あんなことがあったばかりなのに、ついつい浮かれちゃってた……。
「あ、あの……副部長、ほんとにすみませんでした」
恐る恐る話しかけると、雷堂さんは優しく笑って、
「ん? その話はもういい。ほんと、無事で良かったよ」と答える。
「副部長……」
おぉ……でっかい、でっかい人だ……。
「だが、帰ったらミーティングだ。二人とも、覚悟しておけよ?」
そう言って、雷堂さんは仁王のような眼で私達を見た。
「は、はいぃ!」
それからしばらくの間、雷堂さんの後ろをエリナと並んで歩いていると、突然エリナが立ち止まった。
「あかり……、あのさ」
エリナは思い詰めたような顔で言葉を探しているようだった。
「どうしたの?」
「ごめんね、私、肝心な時に役に立たなくて……」
エリナがしょんぼりとした顔で呟くように言った。
「そ、そんなことないって!」
「でも、全然動けなくて……」
そうか、エリナはあの時のことを気にしてるんだ……。
「でもあの時、頑張ってエリナが魔法打ってくれたから、私達助かったんだよ?」
「……」
エリナは黙ったまま俯いている。
「私一人でも駄目だったし、エリナ一人でも駄目だったと思う……。

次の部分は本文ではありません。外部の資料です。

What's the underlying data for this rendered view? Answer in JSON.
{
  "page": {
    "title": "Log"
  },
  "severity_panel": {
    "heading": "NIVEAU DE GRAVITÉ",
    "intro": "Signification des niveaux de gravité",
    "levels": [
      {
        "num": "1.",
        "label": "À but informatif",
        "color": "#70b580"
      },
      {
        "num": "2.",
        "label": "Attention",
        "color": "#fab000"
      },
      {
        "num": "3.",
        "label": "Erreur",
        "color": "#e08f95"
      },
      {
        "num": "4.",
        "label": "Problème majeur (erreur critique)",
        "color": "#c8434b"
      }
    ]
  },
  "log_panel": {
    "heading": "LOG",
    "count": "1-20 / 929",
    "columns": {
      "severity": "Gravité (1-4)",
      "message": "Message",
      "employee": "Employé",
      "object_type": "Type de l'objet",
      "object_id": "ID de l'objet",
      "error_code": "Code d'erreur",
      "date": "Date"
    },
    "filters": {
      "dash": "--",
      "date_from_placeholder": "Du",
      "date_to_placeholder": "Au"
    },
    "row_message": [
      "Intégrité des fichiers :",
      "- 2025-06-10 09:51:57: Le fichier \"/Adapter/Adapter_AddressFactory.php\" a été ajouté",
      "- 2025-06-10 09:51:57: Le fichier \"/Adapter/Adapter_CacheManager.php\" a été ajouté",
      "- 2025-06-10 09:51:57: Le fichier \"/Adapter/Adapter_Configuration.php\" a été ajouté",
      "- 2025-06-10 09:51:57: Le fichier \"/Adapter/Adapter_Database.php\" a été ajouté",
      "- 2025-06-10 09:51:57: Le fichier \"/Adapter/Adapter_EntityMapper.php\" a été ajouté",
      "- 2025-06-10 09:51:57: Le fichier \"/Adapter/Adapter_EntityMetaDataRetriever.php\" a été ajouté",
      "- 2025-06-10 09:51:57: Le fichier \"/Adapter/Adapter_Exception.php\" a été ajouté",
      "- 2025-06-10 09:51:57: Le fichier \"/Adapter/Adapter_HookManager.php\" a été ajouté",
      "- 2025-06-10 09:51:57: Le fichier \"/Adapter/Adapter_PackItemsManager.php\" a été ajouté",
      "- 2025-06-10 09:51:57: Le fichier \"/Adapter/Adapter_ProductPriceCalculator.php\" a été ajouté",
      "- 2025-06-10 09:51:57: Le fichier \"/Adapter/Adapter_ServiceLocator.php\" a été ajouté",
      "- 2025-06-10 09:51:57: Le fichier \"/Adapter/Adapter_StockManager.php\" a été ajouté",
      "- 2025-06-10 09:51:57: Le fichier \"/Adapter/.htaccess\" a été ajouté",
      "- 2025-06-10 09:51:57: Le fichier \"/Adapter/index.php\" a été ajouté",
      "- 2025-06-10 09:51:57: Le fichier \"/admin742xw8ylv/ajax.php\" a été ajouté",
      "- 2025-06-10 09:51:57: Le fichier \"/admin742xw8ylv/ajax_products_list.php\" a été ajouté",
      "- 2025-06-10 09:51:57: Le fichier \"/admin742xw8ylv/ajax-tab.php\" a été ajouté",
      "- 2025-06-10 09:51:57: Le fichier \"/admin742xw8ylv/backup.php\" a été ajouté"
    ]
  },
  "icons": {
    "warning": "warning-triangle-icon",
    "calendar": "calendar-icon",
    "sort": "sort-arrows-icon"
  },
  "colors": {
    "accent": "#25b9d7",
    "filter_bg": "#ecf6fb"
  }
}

だから、私は……、これからも一緒に……、二人で助け合いたいの!」
「あかり……」
「私はアウトドアライフがしたい! でも、それはエリナと一緒じゃなきゃ……。」
本心だった。
私はエリナと一緒に冒険したいし、旅をしたい。
自分の夢だったアウトドアライフも、今ではエリナと一緒に叶えたい夢に変わっていた。
気持ちをぶつけるのは怖いけど、エリナもそう思ってくれてると私は信じている。
「だ、駄目かな……?」
「ううん……、ありがと! 私もあかりと同じ気持ちだよ」
屋台から漏れるオレンジ色の光が、少し涙ぐんだエリナの笑顔を照らす。
もう何も言葉はいらなかった。
「ほ、ほら、早くいこ?」
私は手を差し出した。
エリナは「うん」と言って、私の手を握った。
「おーい、あんまり離れるなよー」
少し先で雷堂さんが待っている。
「はーい、今行きまーす」
これで第一章が完結です、ありがとうございました。